Raytheon Intelligence & Space wins $12.7M DARPA contract

On January 6, Arlington, VA-based Raytheon Intelligence & Space, a Raytheon Technologies business, announced that it was awarded a $12.7 million contract to build phased array antenna “building blocks” that will unlock new capabilities in the millimeter-wave part of the radiofrequency spectrum for small, mobile platforms such as aircraft.

The contract is for a second phase of the DARPA Millimeter-Wave Digital Arrays, or MIDAS, program.
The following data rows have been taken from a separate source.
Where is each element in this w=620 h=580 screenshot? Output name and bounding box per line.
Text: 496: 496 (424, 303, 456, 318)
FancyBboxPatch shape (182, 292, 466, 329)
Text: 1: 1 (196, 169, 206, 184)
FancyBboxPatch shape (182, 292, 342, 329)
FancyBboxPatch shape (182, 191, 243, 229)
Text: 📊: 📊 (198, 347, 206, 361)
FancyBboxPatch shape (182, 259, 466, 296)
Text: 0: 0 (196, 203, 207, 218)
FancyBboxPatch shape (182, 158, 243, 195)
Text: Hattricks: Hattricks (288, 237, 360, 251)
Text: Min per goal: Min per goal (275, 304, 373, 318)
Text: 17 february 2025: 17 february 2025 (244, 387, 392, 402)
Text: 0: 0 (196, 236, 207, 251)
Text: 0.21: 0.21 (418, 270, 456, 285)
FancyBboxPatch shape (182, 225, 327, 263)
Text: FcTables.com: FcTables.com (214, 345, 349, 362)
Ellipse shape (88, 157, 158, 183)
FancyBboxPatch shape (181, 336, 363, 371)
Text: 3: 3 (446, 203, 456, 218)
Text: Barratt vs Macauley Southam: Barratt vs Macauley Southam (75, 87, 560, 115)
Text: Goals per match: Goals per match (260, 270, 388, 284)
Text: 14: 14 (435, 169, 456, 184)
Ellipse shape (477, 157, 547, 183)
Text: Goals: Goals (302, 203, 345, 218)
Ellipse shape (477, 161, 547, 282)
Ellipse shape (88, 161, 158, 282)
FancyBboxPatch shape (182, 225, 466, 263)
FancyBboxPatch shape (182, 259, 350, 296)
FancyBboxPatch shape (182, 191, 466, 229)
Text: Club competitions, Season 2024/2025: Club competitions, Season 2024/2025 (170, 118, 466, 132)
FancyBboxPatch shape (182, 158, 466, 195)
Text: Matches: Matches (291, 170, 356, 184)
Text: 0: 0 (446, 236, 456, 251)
“Millimeter-wave is less crowded than other parts of the RF spectrum on the battlefield, but current hardware is complex, tailored to a specific task and not interoperable.” said Tay Fitzgerald, vice president for Advanced Concepts & Technology at RI&S. “Raytheon’s cutting-edge microelectronics design is flexible to unlock a range of capabilities – communications, radars and electronic warfare – for smaller platforms than available today.”
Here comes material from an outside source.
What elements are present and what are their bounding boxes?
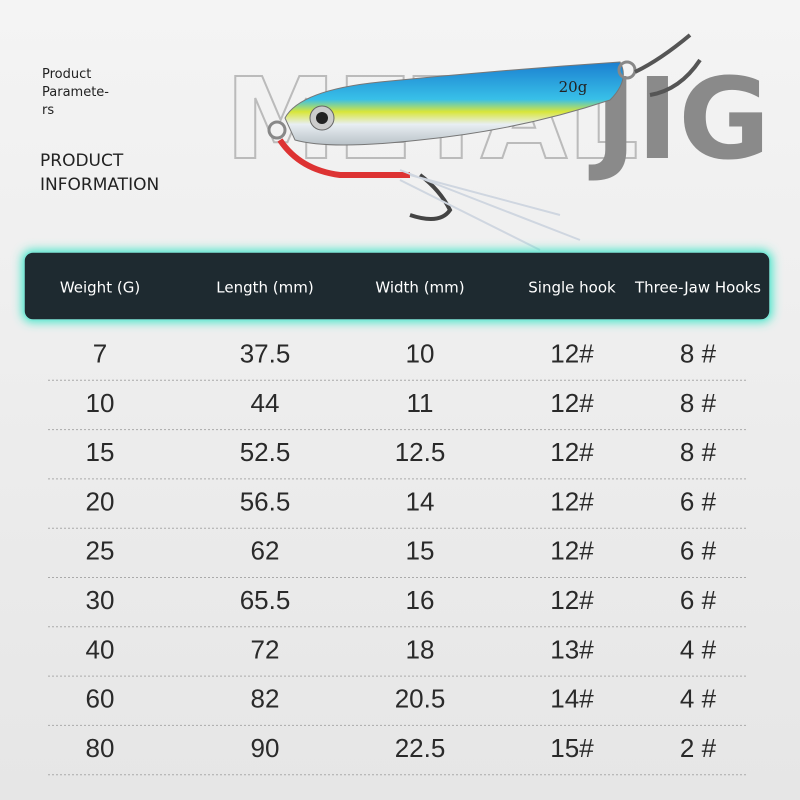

Each element in the building block transmits and receives and can be digitally combined to generate many narrow millimeter-wave beams. By arranging hundreds or thousands of these building blocks together, the system can transmit and receive in thousands of directions simultaneously; scanning the spectrum and connecting different platforms in a 3D space.

“Raytheon developed a foundational transceiver for DARPA that can be repeated and scaled,” said Van Andrews, senior director for Advanced Radio Frequency at RI&S. “Our ‘building-block’ approach stacks chips to design systems that use the millimeter-wave part of the spectrum for a range of missions.”

Raytheon’s MIDAS phase 2 work will culminate with delivery of hardware for testing. The Raytheon team designed and tested an 18-50 GHz digital/RF transceiver, monolithic microwave integrated circuit and an aperture under the first phase, which was awarded in 2018.